Whatever virtues one may want to ascribe to other non-Christian religions, and the Vatican declaration Nostrae Aetate teaches they all have some truth and goodness, they are all rather clear that, whatever else He was, Christ was and is not God. Islam, paganism, socialism, communism, secularism, atheism, agnosticism, relativism, scientism, materialism, hedonism, nazism, all have the ‘spirit of antichrist’ lurking within their limited and limiting weltenschauungs.
We are made for so much more! The full and liberating spirit of Christ, immersing ourselves in the truth, in prayer, in hope and charity and good works, in following the Master, even if all seems dark, oppressive and contrary to the many good things the world offers; even if we have to give up everything, including our lives; for the Antichrist will demand many sacrifices in his own self-worship, in contradistinction to the self-gift of the true Christ. Types of this embodiment of the evil one have already done so in their slaughter of myriads of martyrs.

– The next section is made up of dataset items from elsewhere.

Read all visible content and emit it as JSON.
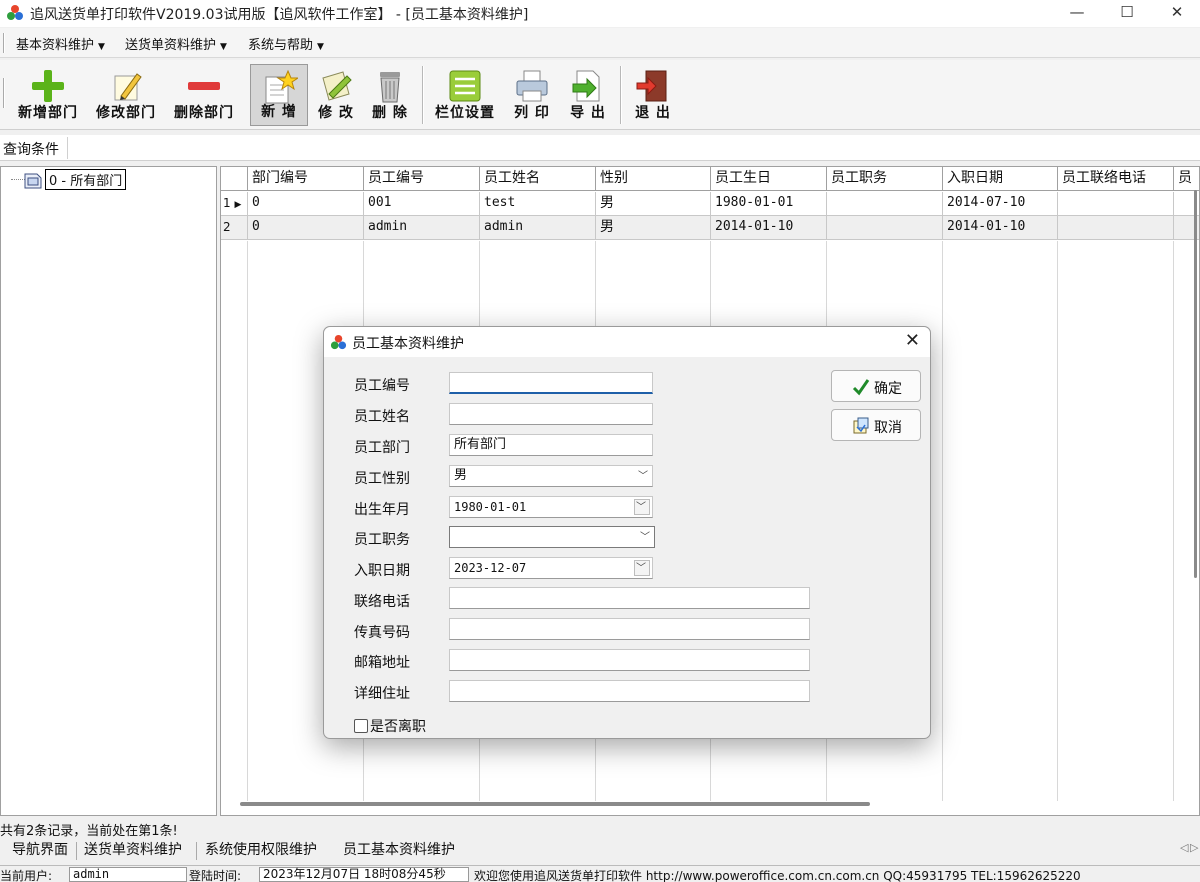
{
  "window": {
    "title": "追风送货单打印软件V2019.03试用版【追风软件工作室】 - [员工基本资料维护]",
    "controls": [
      "—",
      "☐",
      "✕"
    ]
  },
  "menu": {
    "items": [
      "基本资料维护",
      "送货单资料维护",
      "系统与帮助"
    ]
  },
  "toolbar": {
    "add_dept": "新增部门",
    "edit_dept": "修改部门",
    "del_dept": "删除部门",
    "add": "新 增",
    "edit": "修 改",
    "delete": "删 除",
    "columns": "栏位设置",
    "print": "列 印",
    "export": "导 出",
    "exit": "退 出"
  },
  "query": {
    "label": "查询条件"
  },
  "tree": {
    "root": "0 - 所有部门"
  },
  "grid": {
    "columns": [
      "部门编号",
      "员工编号",
      "员工姓名",
      "性别",
      "员工生日",
      "员工职务",
      "入职日期",
      "员工联络电话",
      "员"
    ],
    "rows": [
      {
        "num": "1",
        "cells": [
          "0",
          "001",
          "test",
          "男",
          "1980-01-01",
          "",
          "2014-07-10",
          "",
          ""
        ]
      },
      {
        "num": "2",
        "cells": [
          "0",
          "admin",
          "admin",
          "男",
          "2014-01-10",
          "",
          "2014-01-10",
          "",
          ""
        ]
      }
    ]
  },
  "records": "共有2条记录，当前处在第1条!",
  "tabs": [
    "导航界面",
    "送货单资料维护",
    "系统使用权限维护",
    "员工基本资料维护"
  ],
  "statusbar": {
    "user_label": "当前用户:",
    "user": "admin",
    "login_label": "登陆时间:",
    "login_time": "2023年12月07日 18时08分45秒",
    "welcome": "欢迎您使用追风送货单打印软件 http://www.poweroffice.com.cn.com.cn QQ:45931795 TEL:15962625220"
  },
  "dialog": {
    "title": "员工基本资料维护",
    "fields": {
      "emp_no": {
        "label": "员工编号",
        "value": ""
      },
      "emp_name": {
        "label": "员工姓名",
        "value": ""
      },
      "dept": {
        "label": "员工部门",
        "value": "所有部门"
      },
      "gender": {
        "label": "员工性别",
        "value": "男"
      },
      "birth": {
        "label": "出生年月",
        "value": "1980-01-01"
      },
      "position": {
        "label": "员工职务",
        "value": ""
      },
      "hire": {
        "label": "入职日期",
        "value": "2023-12-07"
      },
      "phone": {
        "label": "联络电话",
        "value": ""
      },
      "fax": {
        "label": "传真号码",
        "value": ""
      },
      "email": {
        "label": "邮箱地址",
        "value": ""
      },
      "address": {
        "label": "详细住址",
        "value": ""
      }
    },
    "resigned_label": "是否离职",
    "ok": "确定",
    "cancel": "取消"
  },
  "icons": {
    "title": "app-cubes-icon",
    "add_dept": "green-plus-icon",
    "edit_dept": "pencil-note-icon",
    "del_dept": "red-minus-icon",
    "add": "star-document-icon",
    "edit": "pencil-paper-icon",
    "delete": "trash-can-icon",
    "columns": "list-icon",
    "print": "printer-icon",
    "export": "export-arrow-icon",
    "exit": "exit-door-icon",
    "ok": "checkmark-icon",
    "cancel": "cancel-document-icon"
  }
}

But the light shines in the darkness. In these Christmas days, peruse the Gospel and the letters of the beloved Apostle, renew your faith in Christ, in His Church, in all that it means to be Christian and Catholic. For the spirit of Antichrist can only seduce us if we let go of Christ, and we turn away from the very face of God.
With the psalmist, cry out, Let your face shine upon us, O Lord, for we have put our trust in thee.
For if Christ is for us, who can be against?